Since its emergence in 2008, DevOps has been instrumental in breaking down the silos between software development and operations. But with the growing adoption of site reliability engineering, or SRE, the way engineering organizations are structured is transforming.
So what’s better, DevOps or SRE?
According to a recent Google Cloud blog post, neither. Rather, authors and tech professionals Seth Vargo and Liz Fong-Jones call them “close friends” designed to break down organizational barriers to deliver better software faster. It’s not uncommon for companies to utilize a combination of both methods. That’s exactly the case at mental healthcare company Mindstrong, which leverages a small SRE team to help the DevOps team build tools, automate playbooks and more.
Below, Chief Technology Officer Miguel Alvarado shares his thoughts on the nuances between DevOps and SRE, and why a combination of both works best for his organization.
“At the end of the day, the question should not be, ‘Do we use DevOps or SRE?’ The right question is: ‘How can we deliver the most seamless and reliable experience?’” Alvarado said.
What are the key differences between DevOps and site reliability engineering?
DevOps and SREs are practices with a high level of variability when it comes to what they practically mean from one company or another. At Mindstrong, it isn’t about choosing one or the other, but rather understanding these practices well and synthesizing them in a way that makes the most sense for our teams.
Looking back at the origin of DevOps back in 2008/2009 when the term was coined, it was a set of practices in response to a very inefficient “throw it over the fence” model. Back in those days, it was common to have a development team, QA team and operations team working separately.
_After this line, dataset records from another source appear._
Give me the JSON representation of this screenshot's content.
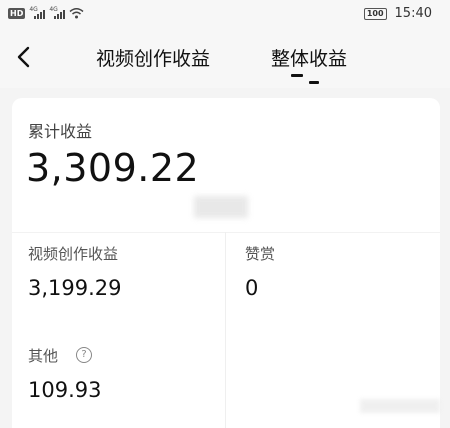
{
  "status_bar": {
    "hd_badge": "HD",
    "battery": "100",
    "time": "15:40"
  },
  "header": {
    "tabs": [
      {
        "label": "视频创作收益",
        "active": false
      },
      {
        "label": "整体收益",
        "active": true
      }
    ]
  },
  "earnings": {
    "total_label": "累计收益",
    "total_value": "3,309.22",
    "items": [
      {
        "label": "视频创作收益",
        "value": "3,199.29"
      },
      {
        "label": "赞赏",
        "value": "0"
      },
      {
        "label": "其他",
        "value": "109.93"
      }
    ]
  },
  "icons": {
    "back": "chevron-left-icon",
    "help": "question-circle-icon",
    "wifi": "wifi-icon",
    "signal": "signal-icon"
  }
}
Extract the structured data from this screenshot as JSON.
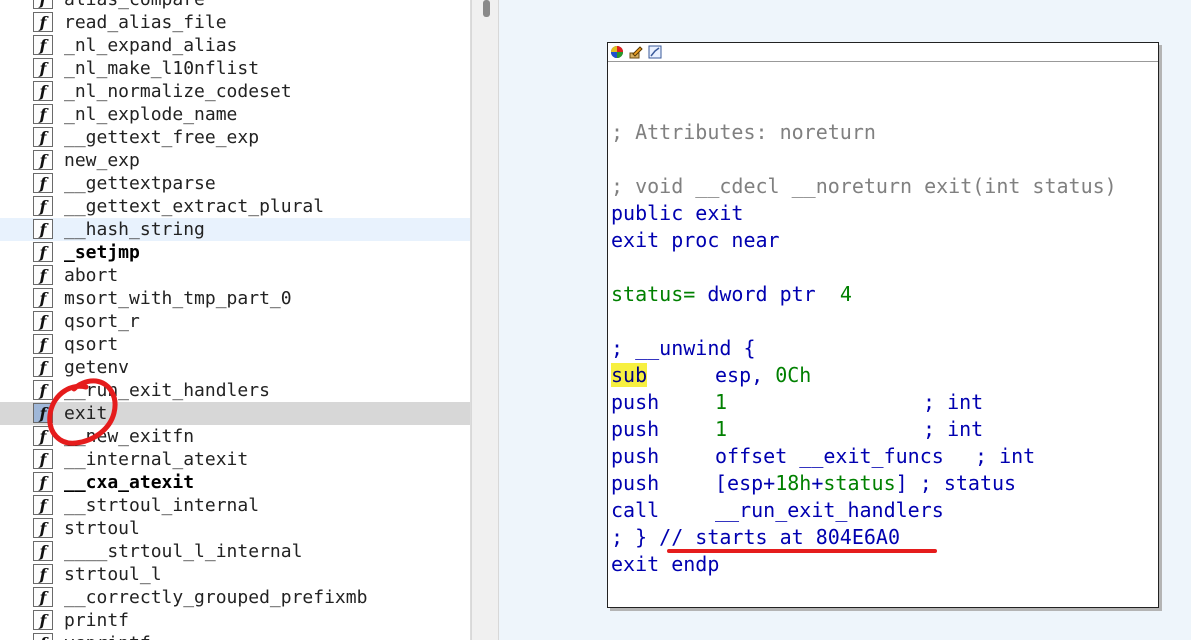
{
  "functions": [
    {
      "name": "alias_compare",
      "bold": false,
      "highlight": ""
    },
    {
      "name": "read_alias_file",
      "bold": false,
      "highlight": ""
    },
    {
      "name": "_nl_expand_alias",
      "bold": false,
      "highlight": ""
    },
    {
      "name": "_nl_make_l10nflist",
      "bold": false,
      "highlight": ""
    },
    {
      "name": "_nl_normalize_codeset",
      "bold": false,
      "highlight": ""
    },
    {
      "name": "_nl_explode_name",
      "bold": false,
      "highlight": ""
    },
    {
      "name": "__gettext_free_exp",
      "bold": false,
      "highlight": ""
    },
    {
      "name": "new_exp",
      "bold": false,
      "highlight": ""
    },
    {
      "name": "__gettextparse",
      "bold": false,
      "highlight": ""
    },
    {
      "name": "__gettext_extract_plural",
      "bold": false,
      "highlight": ""
    },
    {
      "name": "__hash_string",
      "bold": false,
      "highlight": "light"
    },
    {
      "name": "_setjmp",
      "bold": true,
      "highlight": ""
    },
    {
      "name": "abort",
      "bold": false,
      "highlight": ""
    },
    {
      "name": "msort_with_tmp_part_0",
      "bold": false,
      "highlight": ""
    },
    {
      "name": "qsort_r",
      "bold": false,
      "highlight": ""
    },
    {
      "name": "qsort",
      "bold": false,
      "highlight": ""
    },
    {
      "name": "getenv",
      "bold": false,
      "highlight": ""
    },
    {
      "name": "__run_exit_handlers",
      "bold": false,
      "highlight": ""
    },
    {
      "name": "exit",
      "bold": false,
      "highlight": "selected"
    },
    {
      "name": "__new_exitfn",
      "bold": false,
      "highlight": ""
    },
    {
      "name": "__internal_atexit",
      "bold": false,
      "highlight": ""
    },
    {
      "name": "__cxa_atexit",
      "bold": true,
      "highlight": ""
    },
    {
      "name": "__strtoul_internal",
      "bold": false,
      "highlight": ""
    },
    {
      "name": "strtoul",
      "bold": false,
      "highlight": ""
    },
    {
      "name": "____strtoul_l_internal",
      "bold": false,
      "highlight": ""
    },
    {
      "name": "strtoul_l",
      "bold": false,
      "highlight": ""
    },
    {
      "name": "__correctly_grouped_prefixmb",
      "bold": false,
      "highlight": ""
    },
    {
      "name": "printf",
      "bold": false,
      "highlight": ""
    },
    {
      "name": "vsprintf",
      "bold": false,
      "highlight": ""
    }
  ],
  "function_badge": "f",
  "disasm": {
    "attributes_comment": "; Attributes: noreturn",
    "proto_comment": "; void __cdecl __noreturn exit(int status)",
    "public_kw": "public",
    "public_name": "exit",
    "proc_name": "exit",
    "proc_kw": "proc near",
    "var_name": "status=",
    "var_type": "dword ptr",
    "var_value": "4",
    "unwind_open": "; __unwind {",
    "ins1_mnem": "sub",
    "ins1_op1": "esp,",
    "ins1_op2": "0Ch",
    "ins2_mnem": "push",
    "ins2_op": "1",
    "ins2_comment": "; int",
    "ins3_mnem": "push",
    "ins3_op": "1",
    "ins3_comment": "; int",
    "ins4_mnem": "push",
    "ins4_op": "offset __exit_funcs",
    "ins4_comment": "; int",
    "ins5_mnem": "push",
    "ins5_op_a": "[esp+",
    "ins5_op_b": "18h",
    "ins5_op_c": "+",
    "ins5_op_d": "status",
    "ins5_op_e": "]",
    "ins5_comment": "; status",
    "ins6_mnem": "call",
    "ins6_op": "__run_exit_handlers",
    "unwind_close": "; }",
    "starts_comment": "// starts at 804E6A0",
    "endp_name": "exit",
    "endp_kw": "endp"
  },
  "colors": {
    "annotation_red": "#e51c1c",
    "mnemonic_highlight": "#f7f040",
    "graph_background": "#eef5fb"
  },
  "icons": [
    "color-palette-icon",
    "edit-node-icon",
    "graph-overview-icon"
  ]
}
When development was ready to release to production, the operations teams would get instructions so they could start working on getting the code deployed. This process could take weeks given that they might not have seen or previously understood the code.
The DevOps movement brought about the idea that in the same way a developer should write tests and continually integrate their code with the latest changes, they should also have more direct control and visibility over the code in production. Instead of relying on someone else to deploy, monitor, and respond to alerts, the development teams themselves would be the first line of defense. When there are problems triggered by service and application code vs. infrastructure, they would have the independent ability to deploy changes or new code.
DevOps is more loosely defined, while the SRE model is more prescriptive.”
Eventually, the DevOps movement pushed the idea that in order to do all of this correctly, you need to be able to independently continuously integrate and deploy your software. CI/CD is at the center of DevOps working the way it was intended.
DevOps gives developers the responsibility and independence to operate their own code using common tools. Giving developers this responsibility and independence maximizes their ability to deliver reliable online software.
Moving away from traditional models
Companies like Amazon were running with DevOps-like processes way before DevOps as a term existed. For many years, Amazon’s philosophy has been to give developers a lot, if not full production access. The best software companies in the world, like Amazon and Google, were already running with their own flavors of DevOps way before the term was coined. For Google, it was the SRE model.
The SRE model is basically a concrete implementation of DevOps. SRE practices care about the same things that DevOps cares about. DevOps is more loosely defined, while the SRE model is more prescriptive. It introduces some interesting new concepts, such as service-level indicators, service-level objectives, risk and error budgets, toil and toil budgets, etc. In the SRE model, the team understands these concepts very well, knows how to automate measurement to enable them, and is able to work with all-dev teams to use the constructs and implement them as part of the services.
Does your team use DevOps, SRE or both?
At Mindstrong, we’re in the middle of evolving our DevOps world, and in our case, there is more nuance added when thinking about MLOps, DataOps, etc. At the end of the day, the question should not be, “Do we use DevOps or SRE?” What’s important is to be informed of the history of the practices, why they were designed, what problems they try to solve and how.
Understand all the constructs they offer, and then figure out the model that your company needs — but always keep it anchored on the user experience. The right question is: “How can we deliver the most seamless and reliable experience?”
What impact has SRE had on your engineering organization?
At Mindstrong, we’ve been building a small SRE team that helps the developer teams in building tools, CI/CD, automated playbooks, telemetry (logs and monitoring), distributed tracing, security monitoring and more. They’re providing the low-level fiber of the rest of the teams, but we expect developers to deploy and support their own software. To enable the latter, we’re creating a support rotation that all senior engineers have to participate in. The team will also own the consultancy to help teams form SLIs and SLOs that tie into our company SLA plus OKRs. We are also making sure that the SRE team does not become the “dumping ground” of busy production requests. This team needs to be focused on high-value work. The support rotation can ensure that the busy work is also evenly distributed.